Wednesday, April 13, 2005

When The Going Gets Tough

Ginseng may be the patriarch of herbs. It has been used for more than 2,000 years across the globe for everything from boosting sexual desire to easing childbirth... improving memory to increasing energy. To this day, it is sold in Germany specifically as an aid to sexual function. In the US, ginseng root is popularly touted as a way to beat stress, improve vigor and simply feel better. According to clinical herbalist Douglas Schar, DipPhyt, MNIMH, who practices in London and Washington, DC, "Ginseng is an adaptogen. That means it can help increase your resistance to physical, chemical, mental or biological stress," he says. "The key word is stress. Technically, stress is a challenge above and beyond what your body is used to. A competitive cyclist won't ride faster by taking ginseng. He's used to the stress of exercise. A working mother of two kids won't notice a difference. She's accustomed to her daily workload." When ginseng does make a difference is when you have to push beyond your limits to the point of exhaustion, says Schar. "Studies show that organisms can resist stress for so long, then they collapse. Ginseng helps increase your resistance and prevent exhaustion," he says. "Assume that same working mother now has a sick elderly parent to care for.

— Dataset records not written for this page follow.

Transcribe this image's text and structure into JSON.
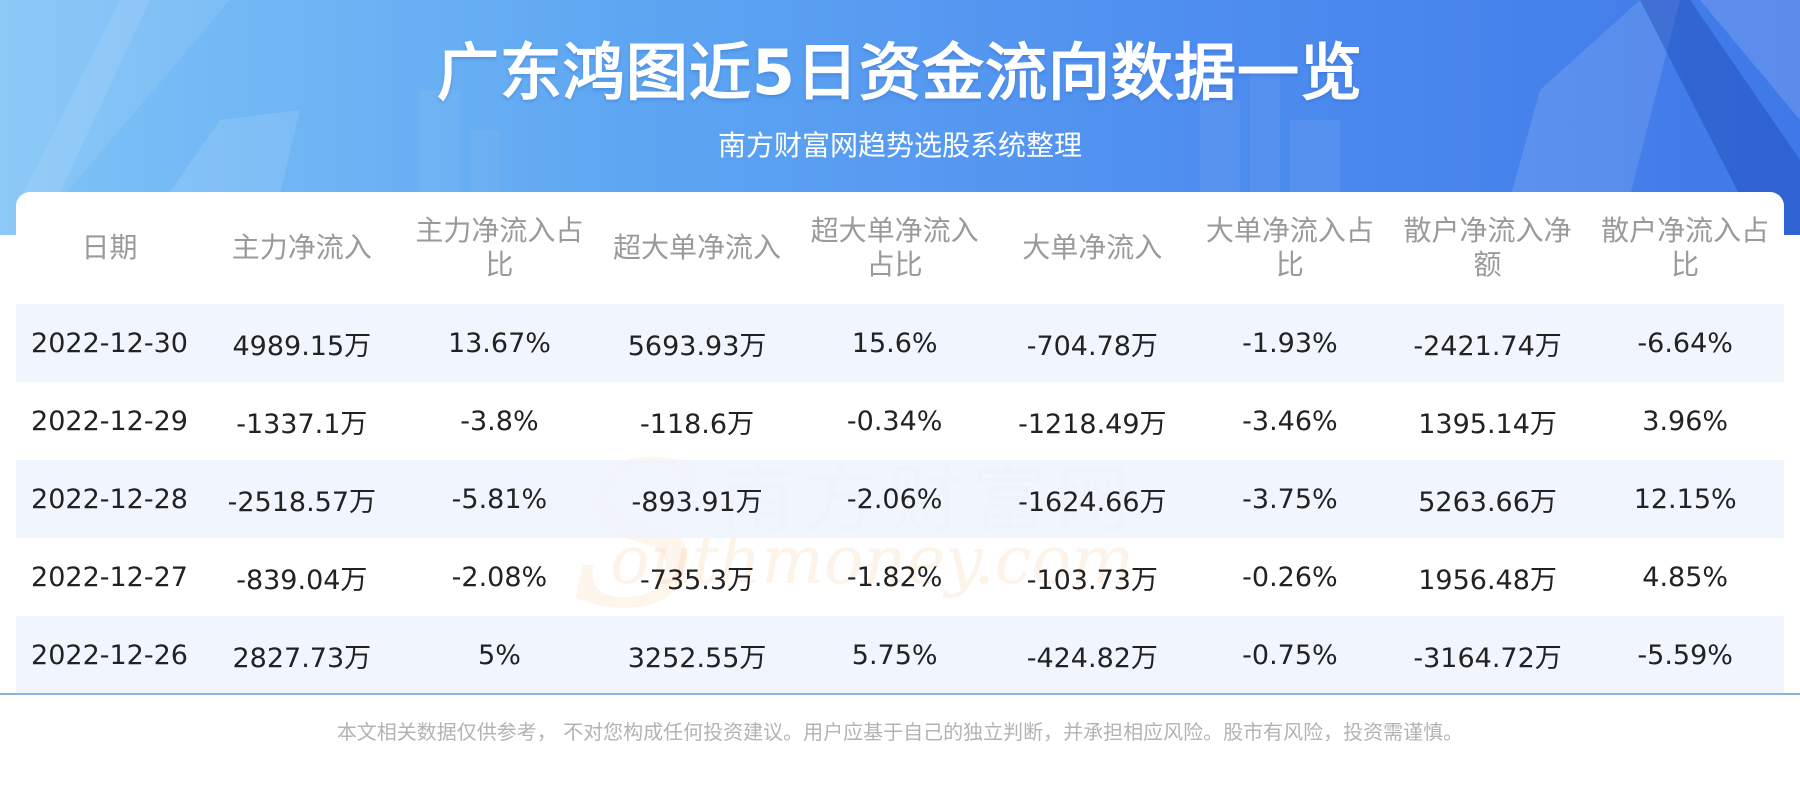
{
  "header": {
    "title": "广东鸿图近5日资金流向数据一览",
    "subtitle": "南方财富网趋势选股系统整理"
  },
  "watermark": {
    "cn": "南方财富网",
    "en": "outhmoney.com",
    "s": "S"
  },
  "table": {
    "columns": [
      "日期",
      "主力净流入",
      "主力净流入占比",
      "超大单净流入",
      "超大单净流入占比",
      "大单净流入",
      "大单净流入占比",
      "散户净流入净额",
      "散户净流入占比"
    ],
    "rows": [
      [
        "2022-12-30",
        "4989.15万",
        "13.67%",
        "5693.93万",
        "15.6%",
        "-704.78万",
        "-1.93%",
        "-2421.74万",
        "-6.64%"
      ],
      [
        "2022-12-29",
        "-1337.1万",
        "-3.8%",
        "-118.6万",
        "-0.34%",
        "-1218.49万",
        "-3.46%",
        "1395.14万",
        "3.96%"
      ],
      [
        "2022-12-28",
        "-2518.57万",
        "-5.81%",
        "-893.91万",
        "-2.06%",
        "-1624.66万",
        "-3.75%",
        "5263.66万",
        "12.15%"
      ],
      [
        "2022-12-27",
        "-839.04万",
        "-2.08%",
        "-735.3万",
        "-1.82%",
        "-103.73万",
        "-0.26%",
        "1956.48万",
        "4.85%"
      ],
      [
        "2022-12-26",
        "2827.73万",
        "5%",
        "3252.55万",
        "5.75%",
        "-424.82万",
        "-0.75%",
        "-3164.72万",
        "-5.59%"
      ]
    ]
  },
  "footer": {
    "disclaimer": "本文相关数据仅供参考， 不对您构成任何投资建议。用户应基于自己的独立判断，并承担相应风险。股市有风险，投资需谨慎。"
  },
  "colors": {
    "banner_start": "#7fc3f7",
    "banner_end": "#3f78e8",
    "header_text": "#9a9a9a",
    "row_stripe": "#eef4fe",
    "body_text": "#222222"
  }
}
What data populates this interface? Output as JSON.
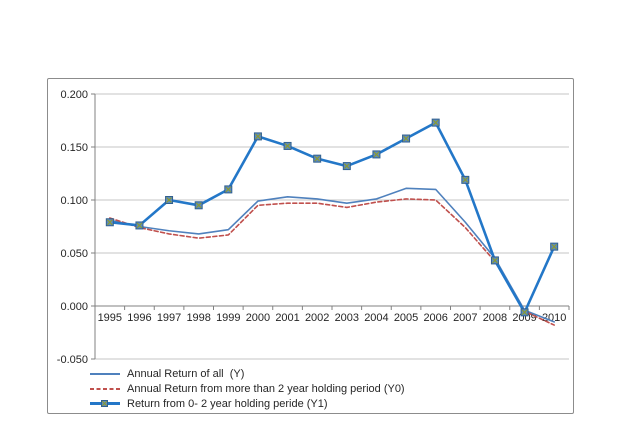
{
  "chart_data": {
    "type": "line",
    "title": "",
    "xlabel": "",
    "ylabel": "",
    "categories": [
      "1995",
      "1996",
      "1997",
      "1998",
      "1999",
      "2000",
      "2001",
      "2002",
      "2003",
      "2004",
      "2005",
      "2006",
      "2007",
      "2008",
      "2009",
      "2010"
    ],
    "ylim": [
      -0.05,
      0.2
    ],
    "y_ticks": [
      {
        "value": 0.2,
        "label": "0.200"
      },
      {
        "value": 0.15,
        "label": "0.150"
      },
      {
        "value": 0.1,
        "label": "0.100"
      },
      {
        "value": 0.05,
        "label": "0.050"
      },
      {
        "value": 0.0,
        "label": "0.000"
      },
      {
        "value": -0.05,
        "label": "-0.050"
      }
    ],
    "grid": true,
    "legend_position": "bottom-left",
    "axis_color": "#808080",
    "grid_color": "#c6c6c6",
    "label_color": "#262626",
    "series": [
      {
        "name": "Annual Return of all  (Y)",
        "key": "Y",
        "color": "#4f81bd",
        "line_style": "solid",
        "line_width": 1.6,
        "marker": "none",
        "values": [
          0.081,
          0.075,
          0.071,
          0.068,
          0.072,
          0.099,
          0.103,
          0.101,
          0.097,
          0.101,
          0.111,
          0.11,
          0.079,
          0.045,
          -0.004,
          -0.015
        ]
      },
      {
        "name": "Annual Return from more than 2 year holding period (Y0)",
        "key": "Y0",
        "color": "#c0504d",
        "line_style": "dashed",
        "line_width": 1.6,
        "marker": "none",
        "values": [
          0.083,
          0.074,
          0.068,
          0.064,
          0.067,
          0.095,
          0.097,
          0.097,
          0.093,
          0.098,
          0.101,
          0.1,
          0.074,
          0.042,
          -0.005,
          -0.018
        ]
      },
      {
        "name": "Return from 0- 2 year holding peride (Y1)",
        "key": "Y1",
        "color": "#2377c8",
        "line_style": "solid",
        "line_width": 2.6,
        "marker": "square-x",
        "marker_fill": "#5e8bc0",
        "marker_border": "#31608f",
        "marker_x_color": "#8a9a33",
        "values": [
          0.079,
          0.076,
          0.1,
          0.095,
          0.11,
          0.16,
          0.151,
          0.139,
          0.132,
          0.143,
          0.158,
          0.173,
          0.119,
          0.043,
          -0.006,
          0.056
        ]
      }
    ]
  }
}
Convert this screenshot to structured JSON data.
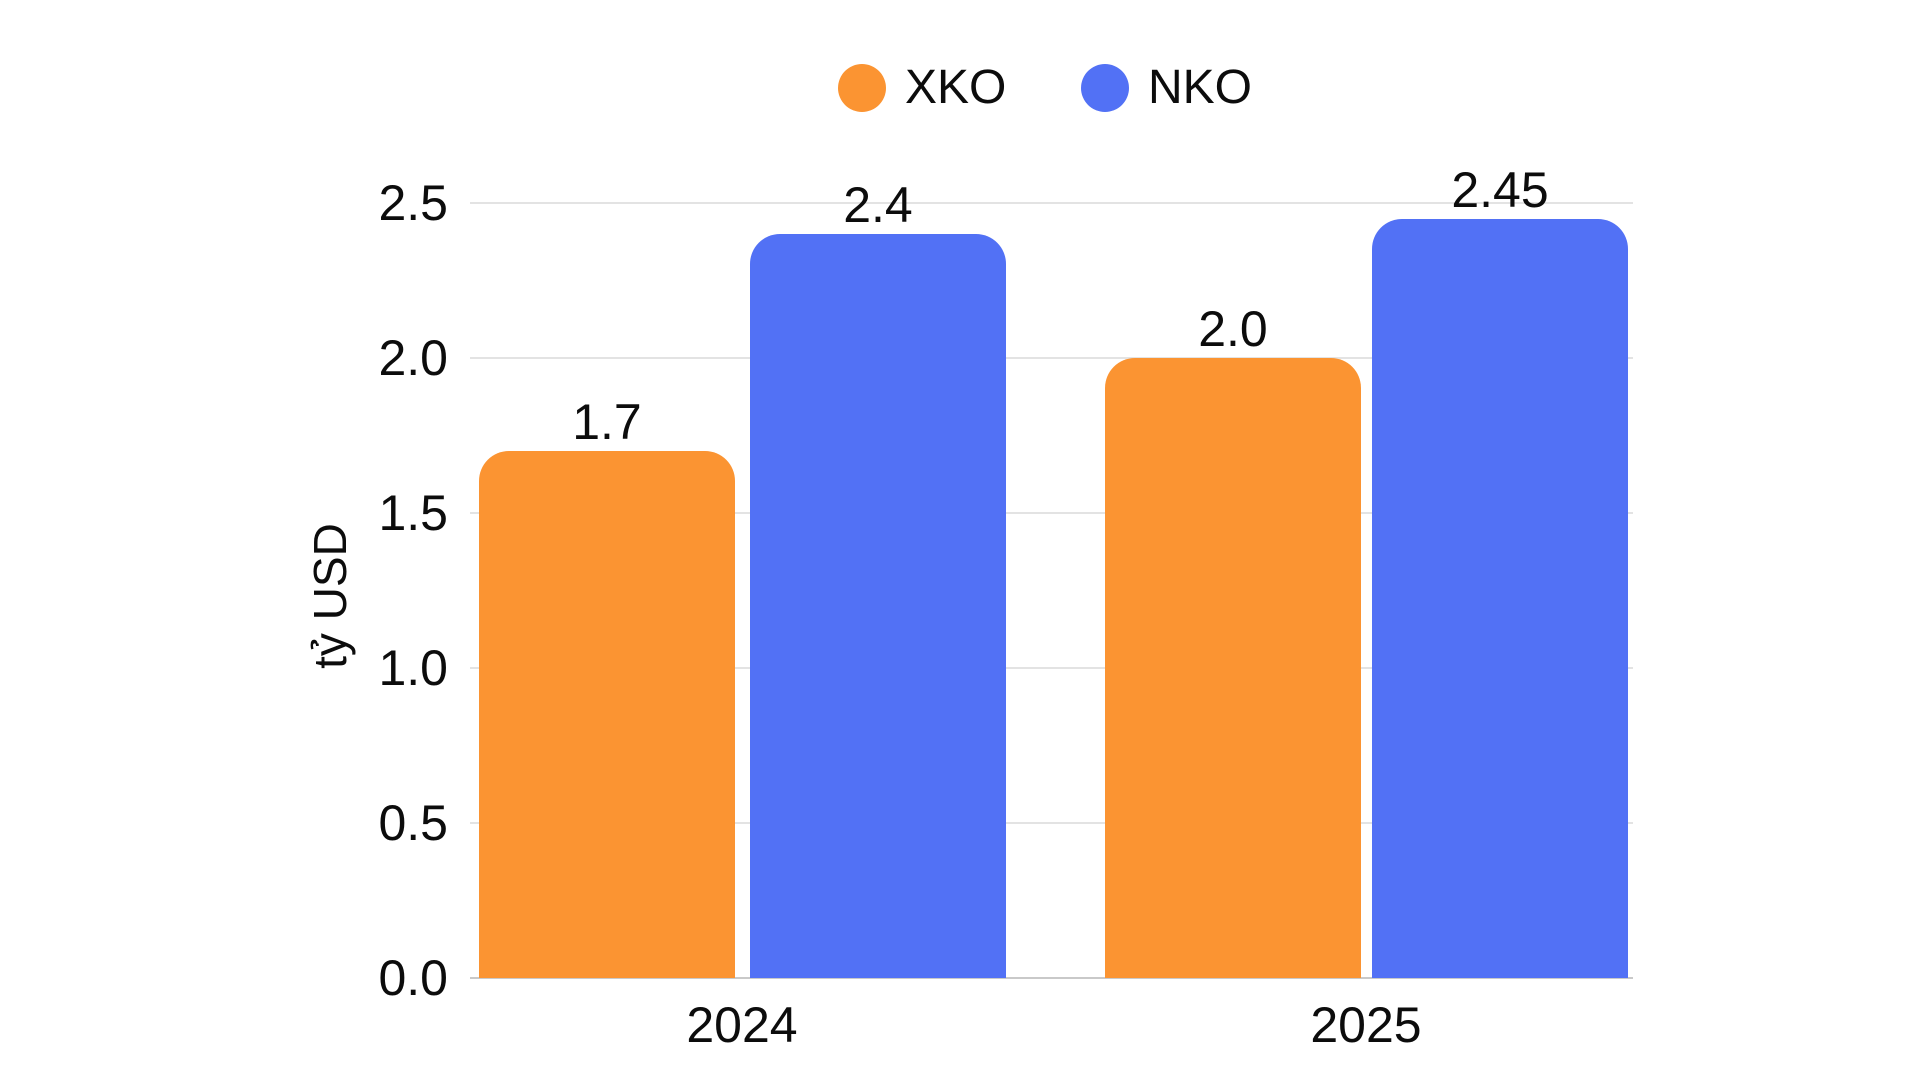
{
  "chart_data": {
    "type": "bar",
    "title": "",
    "ylabel": "tỷ USD",
    "xlabel": "",
    "categories": [
      "2024",
      "2025"
    ],
    "series": [
      {
        "name": "XKO",
        "color": "#FB9432",
        "values": [
          1.7,
          2.0
        ],
        "labels": [
          "1.7",
          "2.0"
        ]
      },
      {
        "name": "NKO",
        "color": "#5271F5",
        "values": [
          2.4,
          2.45
        ],
        "labels": [
          "2.4",
          "2.45"
        ]
      }
    ],
    "y_ticks": [
      "0.0",
      "0.5",
      "1.0",
      "1.5",
      "2.0",
      "2.5"
    ],
    "ylim": [
      0,
      2.5
    ],
    "grid": "horizontal",
    "legend_position": "top-center",
    "colors": {
      "background": "#FFFFFF",
      "grid_line": "#E3E3E3",
      "baseline": "#C9C9C9",
      "text": "#0C0C0C"
    }
  }
}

Now she will benefit from ginseng."
There are many varieties of ginseng from which to choose. The commercially available product made from white roots grown in Korea and China are generally of good quality. Traditionally, ginseng is used as a tea. It is thought that a better balance of all of the active components -- including the family of its hormone-like compounds called ginsenosides -- is released when the powdered root is steeped before consumption. Buying the powdered root either in powder form or capsules that can be opened is considered the best form by traditional Chinese practitioners. Steep in boiling water for five to 10 minutes. However, you also can purchase ginseng root as well as capsules, tablets and liquid extracts. Ginseng is considered generally safe and risk free for most healthy people. However, side effects can include anxiety, headache and hypertension. Those with immune-suppression due to organ transplant, HIV, hepatitis or chronic disease, as well as the elderly, should talk to their doctors before taking it. Ginseng can offer a significant boost in times of increased stress. Given its potency, however, it is best to talk to a trained professional to help determine how much and how often you should use it. Be sure to mention this and any other supplements and herbs you take to all of your medical providers.